Data lain menyebut, Indonesia mengalami kerusakan hutan tropis akibat industri pertambangan paling tinggi di dunia dengan menyumbang 58,2 persen deforestasi dari 26 negara yang diteliti. Itu berdasar publikasi Stefan Giljum dari Institute for Ecological Economics, Vienna University of Economics and Business, Austria dan tim, di Jurnal PNAS tahun 2022 silam.
Pemerintah sering beri lampu hijau proyek ekstraktif demi target ekonomi, merampas ruang hidup rakyat. Keuntungan mayoritas hanya mengalir ke oligarki dan elite politik. Sementara rakyat biasa yang tanggung akibatnya. Yang lebih mencengangkan, negara kerapkali memaksa penambangan sumber daya alam dengan cara “merampas” lahan milik masyarakat desa, walau ada penolakan dari masyarakat. Meskipun ada ganti rugi, namun bagi sebagian besar warga harga itu tidak sebanding.

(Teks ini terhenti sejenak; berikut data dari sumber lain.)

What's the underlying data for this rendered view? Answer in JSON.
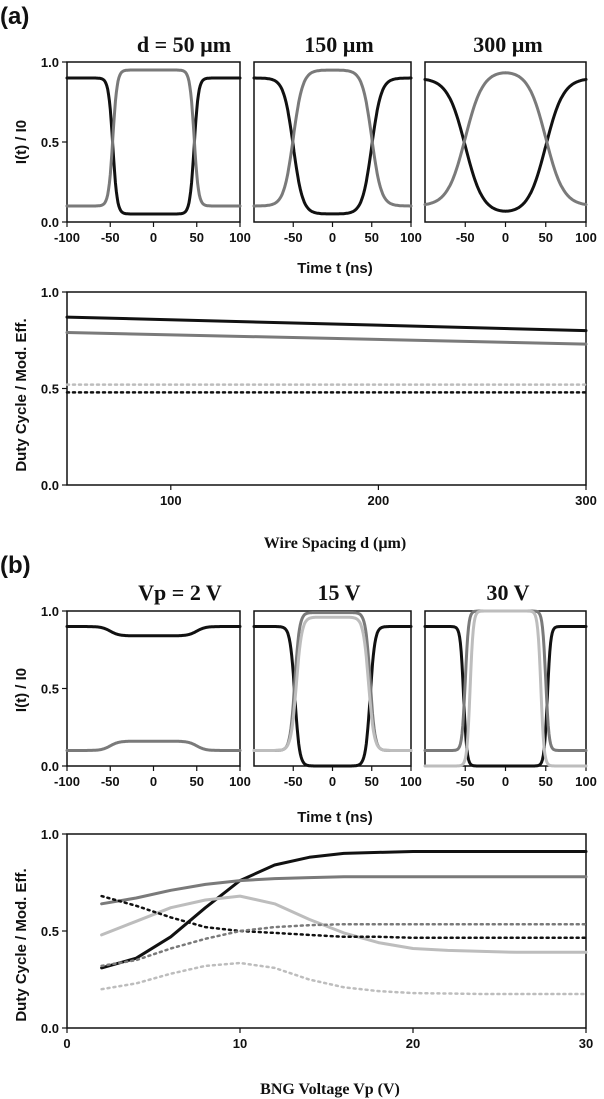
{
  "panel_labels": [
    "(a)",
    "(b)"
  ],
  "axis_labels": {
    "a_top_y": "I(t) / I0",
    "a_top_x": "Time t (ns)",
    "a_bottom_y": "Duty Cycle / Mod. Eff.",
    "a_bottom_x": "Wire Spacing d (µm)",
    "b_top_y": "I(t) / I0",
    "b_top_x": "Time t (ns)",
    "b_bottom_y": "Duty Cycle / Mod. Eff.",
    "b_bottom_x": "BNG Voltage Vp (V)"
  },
  "colors": {
    "black": "#111111",
    "dark_gray": "#7a7a7a",
    "light_gray": "#bdbdbd"
  },
  "chart_data": [
    {
      "type": "line",
      "panel": "a",
      "title": "d = 50 µm",
      "xlim": [
        -100,
        100
      ],
      "ylim": [
        0,
        1
      ],
      "xticks": [
        -100,
        -50,
        0,
        50,
        100
      ],
      "yticks": [
        0.0,
        0.5,
        1.0
      ],
      "series": [
        {
          "color": "black",
          "low": 0.05,
          "high": 0.9,
          "edge_ns": 47,
          "width_ns": 2.5,
          "inverted": true
        },
        {
          "color": "gray",
          "low": 0.1,
          "high": 0.95,
          "edge_ns": 47,
          "width_ns": 2.5,
          "inverted": false
        }
      ]
    },
    {
      "type": "line",
      "panel": "a",
      "title": "150 µm",
      "xlim": [
        -100,
        100
      ],
      "ylim": [
        0,
        1
      ],
      "xticks": [
        -50,
        0,
        50,
        100
      ],
      "series": [
        {
          "color": "black",
          "low": 0.05,
          "high": 0.9,
          "edge_ns": 50,
          "width_ns": 6,
          "inverted": true
        },
        {
          "color": "gray",
          "low": 0.1,
          "high": 0.95,
          "edge_ns": 50,
          "width_ns": 6,
          "inverted": false
        }
      ]
    },
    {
      "type": "line",
      "panel": "a",
      "title": "300 µm",
      "xlim": [
        -100,
        100
      ],
      "ylim": [
        0,
        1
      ],
      "xticks": [
        -50,
        0,
        50,
        100
      ],
      "series": [
        {
          "color": "black",
          "low": 0.05,
          "high": 0.9,
          "edge_ns": 50,
          "width_ns": 11,
          "inverted": true
        },
        {
          "color": "gray",
          "low": 0.1,
          "high": 0.95,
          "edge_ns": 50,
          "width_ns": 11,
          "inverted": false
        }
      ]
    },
    {
      "type": "line",
      "panel": "a",
      "title": "",
      "xlim": [
        50,
        300
      ],
      "ylim": [
        0,
        1
      ],
      "xticks": [
        100,
        200,
        300
      ],
      "yticks": [
        0.0,
        0.5,
        1.0
      ],
      "series": [
        {
          "color": "black",
          "style": "solid",
          "x": [
            50,
            300
          ],
          "y": [
            0.87,
            0.8
          ]
        },
        {
          "color": "gray",
          "style": "solid",
          "x": [
            50,
            300
          ],
          "y": [
            0.79,
            0.73
          ]
        },
        {
          "color": "light_gray",
          "style": "dotted",
          "x": [
            50,
            300
          ],
          "y": [
            0.52,
            0.52
          ]
        },
        {
          "color": "black",
          "style": "dotted",
          "x": [
            50,
            300
          ],
          "y": [
            0.48,
            0.48
          ]
        }
      ]
    },
    {
      "type": "line",
      "panel": "b",
      "title": "Vp = 2 V",
      "xlim": [
        -100,
        100
      ],
      "ylim": [
        0,
        1
      ],
      "xticks": [
        -100,
        -50,
        0,
        50,
        100
      ],
      "yticks": [
        0.0,
        0.5,
        1.0
      ],
      "series": [
        {
          "color": "black",
          "low": 0.84,
          "high": 0.9,
          "edge_ns": 50,
          "width_ns": 5,
          "inverted": true
        },
        {
          "color": "gray",
          "low": 0.1,
          "high": 0.16,
          "edge_ns": 50,
          "width_ns": 5,
          "inverted": false
        }
      ]
    },
    {
      "type": "line",
      "panel": "b",
      "title": "15 V",
      "xlim": [
        -100,
        100
      ],
      "ylim": [
        0,
        1
      ],
      "xticks": [
        -50,
        0,
        50,
        100
      ],
      "series": [
        {
          "color": "black",
          "low": 0.0,
          "high": 0.9,
          "edge_ns": 48,
          "width_ns": 3,
          "inverted": true
        },
        {
          "color": "gray",
          "low": 0.1,
          "high": 0.99,
          "edge_ns": 48,
          "width_ns": 3,
          "inverted": false
        },
        {
          "color": "light_gray",
          "low": 0.1,
          "high": 0.96,
          "edge_ns": 46,
          "width_ns": 3.5,
          "inverted": false
        }
      ]
    },
    {
      "type": "line",
      "panel": "b",
      "title": "30 V",
      "xlim": [
        -100,
        100
      ],
      "ylim": [
        0,
        1
      ],
      "xticks": [
        -50,
        0,
        50,
        100
      ],
      "series": [
        {
          "color": "black",
          "low": 0.0,
          "high": 0.9,
          "edge_ns": 52,
          "width_ns": 2,
          "inverted": true
        },
        {
          "color": "gray",
          "low": 0.1,
          "high": 1.0,
          "edge_ns": 50,
          "width_ns": 2,
          "inverted": false
        },
        {
          "color": "light_gray",
          "low": 0.0,
          "high": 1.0,
          "edge_ns": 44,
          "width_ns": 2,
          "inverted": false
        }
      ]
    },
    {
      "type": "line",
      "panel": "b",
      "title": "",
      "xlim": [
        0,
        30
      ],
      "ylim": [
        0,
        1
      ],
      "xticks": [
        0,
        10,
        20,
        30
      ],
      "yticks": [
        0.0,
        0.5,
        1.0
      ],
      "series": [
        {
          "color": "black",
          "style": "solid",
          "x": [
            2,
            4,
            6,
            8,
            10,
            12,
            14,
            16,
            18,
            20,
            22,
            24,
            26,
            28,
            30
          ],
          "y": [
            0.31,
            0.36,
            0.47,
            0.62,
            0.76,
            0.84,
            0.88,
            0.9,
            0.905,
            0.91,
            0.91,
            0.91,
            0.91,
            0.91,
            0.91
          ]
        },
        {
          "color": "gray",
          "style": "solid",
          "x": [
            2,
            4,
            6,
            8,
            10,
            12,
            14,
            16,
            18,
            20,
            22,
            24,
            26,
            28,
            30
          ],
          "y": [
            0.64,
            0.67,
            0.71,
            0.74,
            0.76,
            0.77,
            0.775,
            0.78,
            0.78,
            0.78,
            0.78,
            0.78,
            0.78,
            0.78,
            0.78
          ]
        },
        {
          "color": "light_gray",
          "style": "solid",
          "x": [
            2,
            4,
            6,
            8,
            10,
            12,
            14,
            16,
            18,
            20,
            22,
            24,
            26,
            28,
            30
          ],
          "y": [
            0.48,
            0.55,
            0.62,
            0.66,
            0.68,
            0.64,
            0.56,
            0.49,
            0.44,
            0.41,
            0.4,
            0.395,
            0.39,
            0.39,
            0.39
          ]
        },
        {
          "color": "black",
          "style": "dotted",
          "x": [
            2,
            4,
            6,
            8,
            10,
            12,
            14,
            16,
            18,
            20,
            22,
            24,
            26,
            28,
            30
          ],
          "y": [
            0.68,
            0.63,
            0.57,
            0.52,
            0.5,
            0.49,
            0.48,
            0.47,
            0.47,
            0.465,
            0.465,
            0.465,
            0.465,
            0.465,
            0.465
          ]
        },
        {
          "color": "gray",
          "style": "dotted",
          "x": [
            2,
            4,
            6,
            8,
            10,
            12,
            14,
            16,
            18,
            20,
            22,
            24,
            26,
            28,
            30
          ],
          "y": [
            0.32,
            0.35,
            0.41,
            0.46,
            0.5,
            0.52,
            0.53,
            0.535,
            0.535,
            0.535,
            0.535,
            0.535,
            0.535,
            0.535,
            0.535
          ]
        },
        {
          "color": "light_gray",
          "style": "dotted",
          "x": [
            2,
            4,
            6,
            8,
            10,
            12,
            14,
            16,
            18,
            20,
            22,
            24,
            26,
            28,
            30
          ],
          "y": [
            0.2,
            0.23,
            0.28,
            0.32,
            0.335,
            0.31,
            0.25,
            0.21,
            0.19,
            0.18,
            0.178,
            0.175,
            0.175,
            0.175,
            0.175
          ]
        }
      ]
    }
  ]
}
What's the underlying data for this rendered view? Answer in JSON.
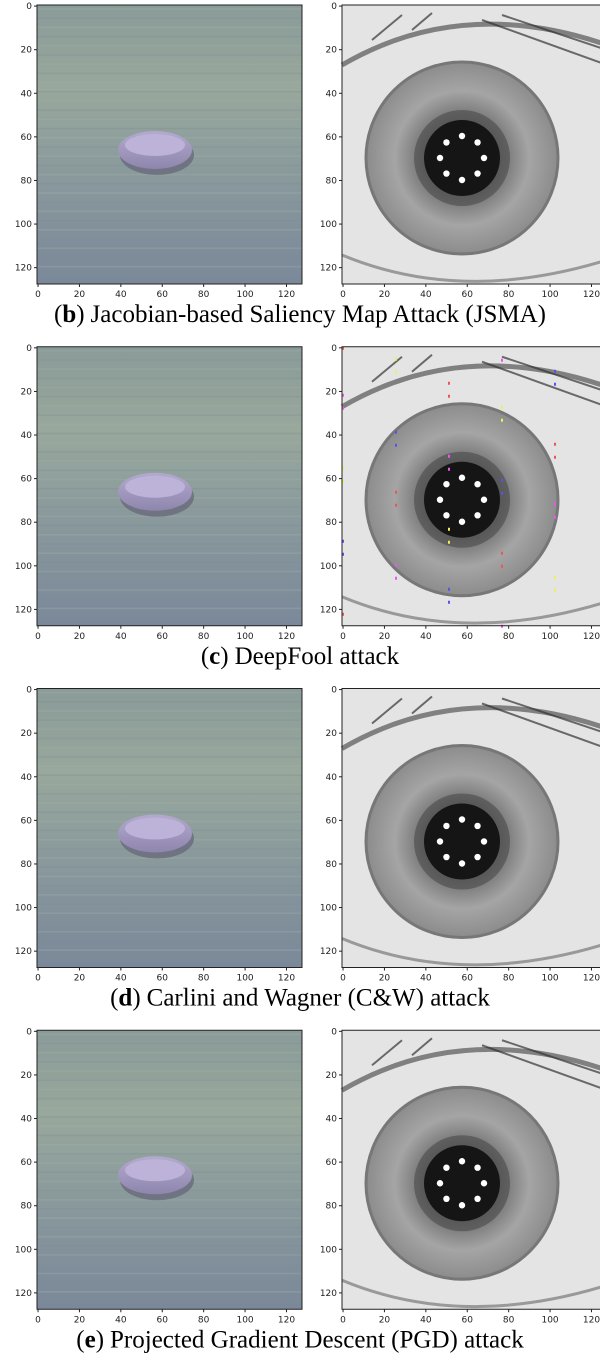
{
  "axes": {
    "ticks": [
      0,
      20,
      40,
      60,
      80,
      100,
      120
    ]
  },
  "panels": [
    {
      "open": "(",
      "label": "b",
      "close": ")",
      "text": "Jacobian-based Saliency Map Attack (JSMA)"
    },
    {
      "open": "(",
      "label": "c",
      "close": ")",
      "text": "DeepFool attack"
    },
    {
      "open": "(",
      "label": "d",
      "close": ")",
      "text": "Carlini and Wagner (C&W) attack"
    },
    {
      "open": "(",
      "label": "e",
      "close": ")",
      "text": "Projected Gradient Descent (PGD) attack"
    }
  ]
}
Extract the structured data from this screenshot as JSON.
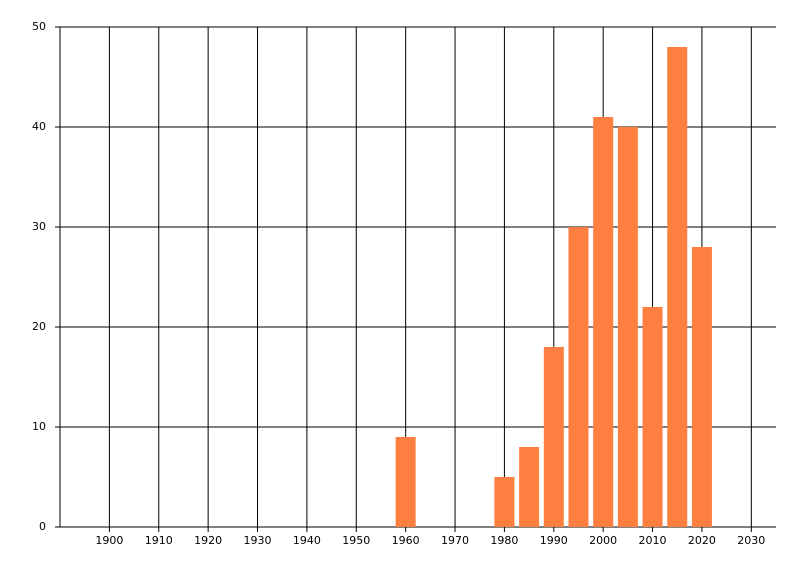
{
  "chart_data": {
    "type": "bar",
    "x": [
      1960,
      1980,
      1985,
      1990,
      1995,
      2000,
      2005,
      2010,
      2015,
      2020
    ],
    "values": [
      9,
      5,
      8,
      18,
      30,
      41,
      40,
      22,
      48,
      28
    ],
    "color": "#ff7f40",
    "xlim": [
      1890,
      2035
    ],
    "xticks": [
      1900,
      1910,
      1920,
      1930,
      1940,
      1950,
      1960,
      1970,
      1980,
      1990,
      2000,
      2010,
      2020,
      2030
    ],
    "ylim": [
      0,
      50
    ],
    "yticks": [
      0,
      10,
      20,
      30,
      40,
      50
    ],
    "grid": true
  }
}
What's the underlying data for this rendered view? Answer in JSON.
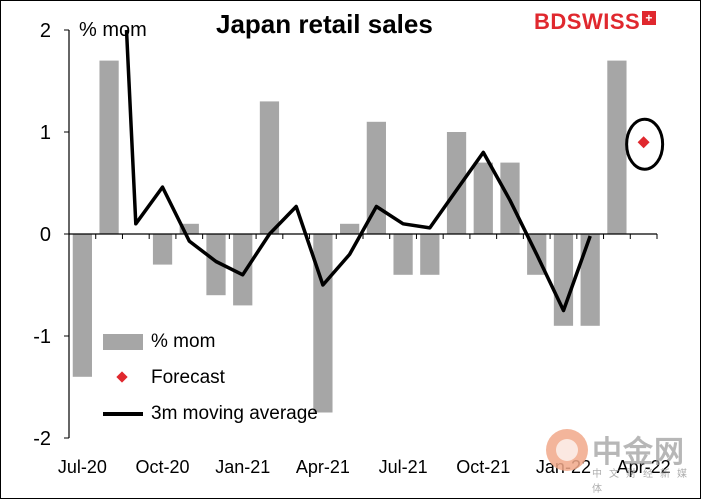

Di berbagai tempat, seperti di Wadas misalnya, ribuan petani dan warga adat kehilangan tanah warisan mereka secara paksa, digusur oleh aparat negara atas nama Proyek Strategis Nasional yang dijanjikan bakal membawa kemakmuran. Saat rakyat bangkit melawan dengan demonstrasi damai, mereka justru dihadapi kekerasan brutal: dipukuli aparat penegak hukum, ditangkap sewenang-wenang, dituduh sebagai provokator bayaran, bahkan yang lebih tidak manusiawi yakni dibunuh seperti yang pernah terjadi pada sosok Salim Kancil.
Pengkhianatan Terhadap Gen Z
Tragedi ini bukan hanya pelanggaran hak asasi manusia, tapi juga pengkhianatan terhadap janji pembangunan berkelanjutan, meninggalkan luka mendalam bagi generasi masa depan. Generasi yang seharusnya mengantongi perlindungan dan jaminan dari negara. Baik jaminan pendidikan, sosial, rasa aman, tempat tinggal, dan lain-lain.
Namun, ironisnya, sebagian besar pejabat di negara kita justru lebih suka melanggengkan praktik korupsi, pamer kemewahan, dan memayungi para pemilik modal yang menyokong mereka saat pemilu maupun pilkada.
Ketika negara abai terhadap keberlanjutan generasi masa depan, sang pewaris planet ini, maka hal ini menimbulkan keprihatinan di generasi muda masa kini. Dengan berlandaskan semangat menjunjung tinggi empati dan simpati, mereka mencoba konsisten merawat bumi lewat cara sederhana yang mereka bisa. Menanam pohon, mengolah sampah, mengurangi pemakaian plastik sekali pakai, naik transportasi umum, dan menyuarakan itu semua di dunia digital.
Generasi masa kini mati-matian menjadi penyangga ketahanan ekologis, namun mereka terjebak dalam kontradiksi. Mereka ingin menyelamatkan Bumi, tapi kebijakan negara justru memperburuk lingkungan, meningkatkan emisi karbon dan polusi.
Bergantung pada Kebijakan Negara
Contoh nyata terlihat di negeri ini, di mana kampanye anti-plastik dari anak muda berhadapan dengan ekspansi industri batu bara yang didukung kebijakan nasional. Padahal, dalam menghadapi ancaman pemanasan global dan kerusakan ekosistem, Bumi membutuhkan kekompakan total antara masyarakat dan negara.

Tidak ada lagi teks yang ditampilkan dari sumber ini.